Why Distractions are so Draining

What No One Tells You About Those 25 Minutes After an Interruption

by Colter Reed
2:07 read (647 words)
by Colter Reed
2:07 read (647 words)

You’ve probably heard this stat: it takes 25 minutes to recover from a single interruption at work.

That’s what a 2008 study by Gloria Mark and her team at UC Irvine found. It’s a stat you’ve probably heard before—often quoted as a rallying cry to defend your focus and minimize distractions.

But what happens during those 25 minutes?

Imagine you’re following a friend through an unfamiliar neighborhood. They make it through a green light, and you get stuck at the red. You don’t know where you’re going. “Just follow me” doesn’t work if you’re not together. Stress creeps in. You speed up, weave through traffic, trying to catch up—trying to get back to where you think you should be.

That’s what a work interruption feels like. It isn’t just a pause. It’s a psychological derailment. Your brain shifts into stress mode, comparing your current state to the imagined timeline where you never got interrupted. You feel behind. You rush to recover lost ground. Fight-or-flight hormones kick in.

Then—after about 25 minutes—you start to relax again. You’ve caught up.
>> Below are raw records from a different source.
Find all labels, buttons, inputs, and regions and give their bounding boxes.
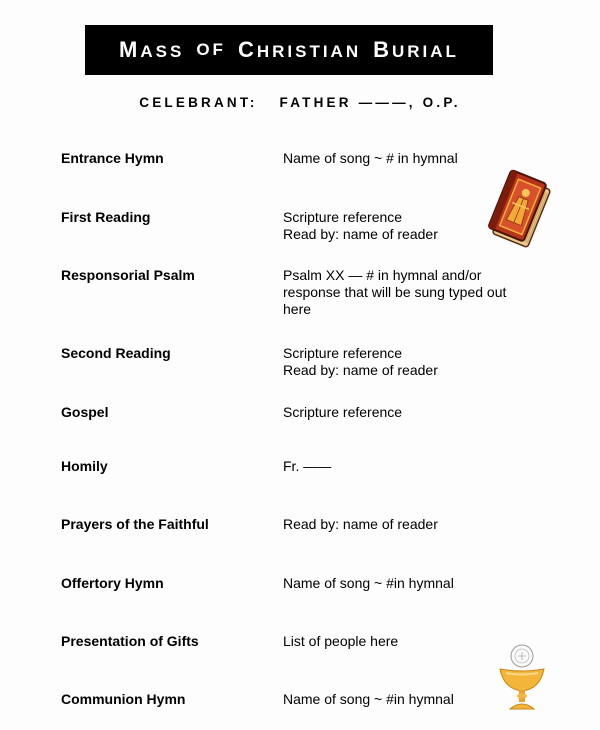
program-label: Responsorial Psalm bbox=[61, 267, 195, 283]
title-word-mass: MASS bbox=[119, 37, 185, 62]
program-label: First Reading bbox=[61, 209, 151, 225]
program-label: Communion Hymn bbox=[61, 691, 186, 707]
program-label: Gospel bbox=[61, 404, 109, 420]
celebrant-value: FATHER ———, O.P. bbox=[279, 95, 461, 110]
program-label: Offertory Hymn bbox=[61, 575, 164, 591]
program-detail: Psalm XX — # in hymnal and/or response that will be sung typed out here bbox=[283, 267, 507, 317]
program-label: Presentation of Gifts bbox=[61, 633, 199, 649]
title-word-of: OF bbox=[196, 40, 226, 59]
celebrant-line bbox=[0, 95, 600, 110]
chalice-host-icon bbox=[496, 643, 548, 713]
bible-book-icon bbox=[481, 168, 559, 252]
program-title bbox=[85, 25, 493, 75]
program-label: Second Reading bbox=[61, 345, 171, 361]
title-word-christian: CHRISTIAN bbox=[237, 37, 362, 62]
program-detail: Scripture reference Read by: name of reader bbox=[283, 345, 438, 378]
program-detail: Scripture reference Read by: name of reader bbox=[283, 209, 438, 242]
program-detail: Name of song ~ #in hymnal bbox=[283, 691, 454, 707]
program-label: Entrance Hymn bbox=[61, 150, 164, 166]
program-detail: Scripture reference bbox=[283, 404, 403, 420]
title-word-burial: BURIAL bbox=[373, 37, 459, 62]
program-detail: Fr. —— bbox=[283, 458, 332, 474]
program-label: Homily bbox=[61, 458, 108, 474]
program-label: Prayers of the Faithful bbox=[61, 516, 209, 532]
celebrant-label: CELEBRANT: bbox=[139, 95, 258, 110]
program-detail: Name of song ~ # in hymnal bbox=[283, 150, 458, 166]
program-detail: List of people here bbox=[283, 633, 399, 649]
program-detail: Name of song ~ #in hymnal bbox=[283, 575, 454, 591]
program-detail: Read by: name of reader bbox=[283, 516, 438, 532]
You feel like you’re back on track.

If interruptions are a fact of life, maybe they should be a part of the plan. That’s tough to swallow. When we sit down at 10:07 to do an hour-long task, we want to be done by 11:07. Linear. Clean. Done.

Reality, though, is messier. That hour might come in chunks: 23 minutes here, 17 there, 10 and 10 to finish. It might take 80 minutes to do 60 minutes of work. Not because you’re inefficient, but because you’re interrupted. That’s not failure. That’s just… life.

So what can we do?

If you can carve out time to work without interruptions, do it. That’s the gold standard. But if you can’t, don’t beat yourself up. Adjust your expectations. Break your work into smaller, self-contained chunks. Treat interruptions as natural break points between pomodoros.

And when the light turns green? Take a breath. Ease back in. You know where you’re going. You’ll get there.